As I said, perhaps someone more familiar with it could comment; that assessment was from trying out the sample code, playing around with it, and playing around with TBB. There appears the be a 2-lock queue implementation for the handler_queue that is used by the io_service for dispatching handlers; I can't really tell if it is being used or not, or if it has to be enabled manually. This might help performance in the sample.
I was under the impression that ASIO is a high-performance asynchronous event and IO library, and as such, is good at everything it does... Perhaps a lock-free task-queue would change things for the better.

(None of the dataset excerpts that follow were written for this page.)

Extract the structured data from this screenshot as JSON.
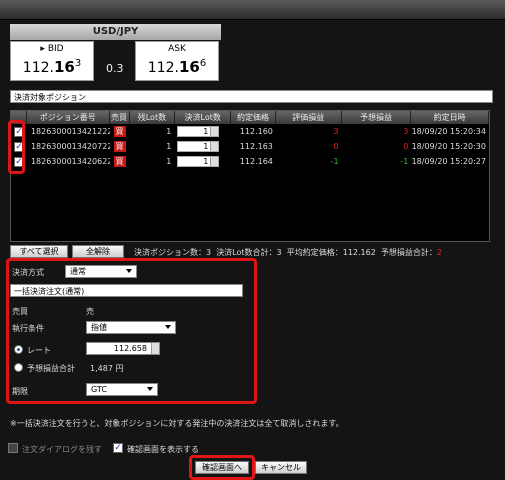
{
  "pair": "USD/JPY",
  "bid": {
    "label": "BID",
    "big": "112.",
    "mid": "16",
    "small": "3"
  },
  "ask": {
    "label": "ASK",
    "big": "112.",
    "mid": "16",
    "small": "6"
  },
  "spread": "0.3",
  "positions_title": "決済対象ポジション",
  "columns": [
    "ポジション番号",
    "売買",
    "残Lot数",
    "決済Lot数",
    "約定価格",
    "評価損益",
    "予想損益",
    "約定日時"
  ],
  "rows": [
    {
      "id": "1826300013421222",
      "side": "買",
      "remain": "1",
      "lot": "1",
      "price": "112.160",
      "eval": "3",
      "exp": "3",
      "time": "18/09/20 15:20:34",
      "eval_color": "#e02020",
      "exp_color": "#e02020"
    },
    {
      "id": "1826300013420722",
      "side": "買",
      "remain": "1",
      "lot": "1",
      "price": "112.163",
      "eval": "0",
      "exp": "0",
      "time": "18/09/20 15:20:30",
      "eval_color": "#e02020",
      "exp_color": "#e02020"
    },
    {
      "id": "1826300013420622",
      "side": "買",
      "remain": "1",
      "lot": "1",
      "price": "112.164",
      "eval": "-1",
      "exp": "-1",
      "time": "18/09/20 15:20:27",
      "eval_color": "#2ec42e",
      "exp_color": "#2ec42e"
    }
  ],
  "select_all": "すべて選択",
  "deselect_all": "全解除",
  "summary": {
    "count_label": "決済ポジション数：",
    "count": "3",
    "lot_label": "決済Lot数合計：",
    "lot": "3",
    "avg_label": "平均約定価格：",
    "avg": "112.162",
    "pl_label": "予想損益合計：",
    "pl": "2"
  },
  "method_label": "決済方式",
  "method_value": "通常",
  "order_bar": "一括決済注文(通常)",
  "side_label": "売買",
  "side_value": "売",
  "exec_label": "執行条件",
  "exec_value": "指値",
  "rate_label": "レート",
  "rate_value": "112.658",
  "pl_label": "予想損益合計",
  "pl_value": "1,487 円",
  "expiry_label": "期限",
  "expiry_value": "GTC",
  "notice": "※一括決済注文を行うと、対象ポジションに対する発注中の決済注文は全て取消しされます。",
  "keep_dialog": "注文ダイアログを残す",
  "show_confirm": "確認画面を表示する",
  "confirm_button": "確認画面へ",
  "cancel_button": "キャンセル",
  "check": "✓"
}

You should maybe develop a more realistic test. The sample code was testing the parallelism of the dispatching code in a sort of worst-case (trivial CPU-bound operation that probably doesn't even need to access any memory), and seemingly it doesn't scale well to multi-core hardware. But unless you're doing something just as trivial in the handlers as you are in the sample, so what? Having written similar things (i.e., asynchronous message-passing to/from network sockets), I've never really found much use, performance-wise, for any more than one thread for dealing with select/poll/epoll/etc on a pool of sockets, compared to the overhead of computation/IO associated with actually doing something with what gets read off the wire. Anyway, I'm not trying to dissuade you from using ASIO, nor trying to imply that it isn't high-performance (high-performance compared to what, for example). I have no idea what you're intended use is. I do notice that the ASIO documentation doesn't really focus on use beyond device IO, and it seems perfectly suitable to that. I would tend to prefer using something like TBB or a simple thread-pool implementation for dispatching the computational work, rather than doing it in ASIO, based solely on that documentation and having now looked a bit at the implementation.
Thanks for pointing out TBB, I'll take a look -- however I'm primarily interested in taking message handling/event handling to the max.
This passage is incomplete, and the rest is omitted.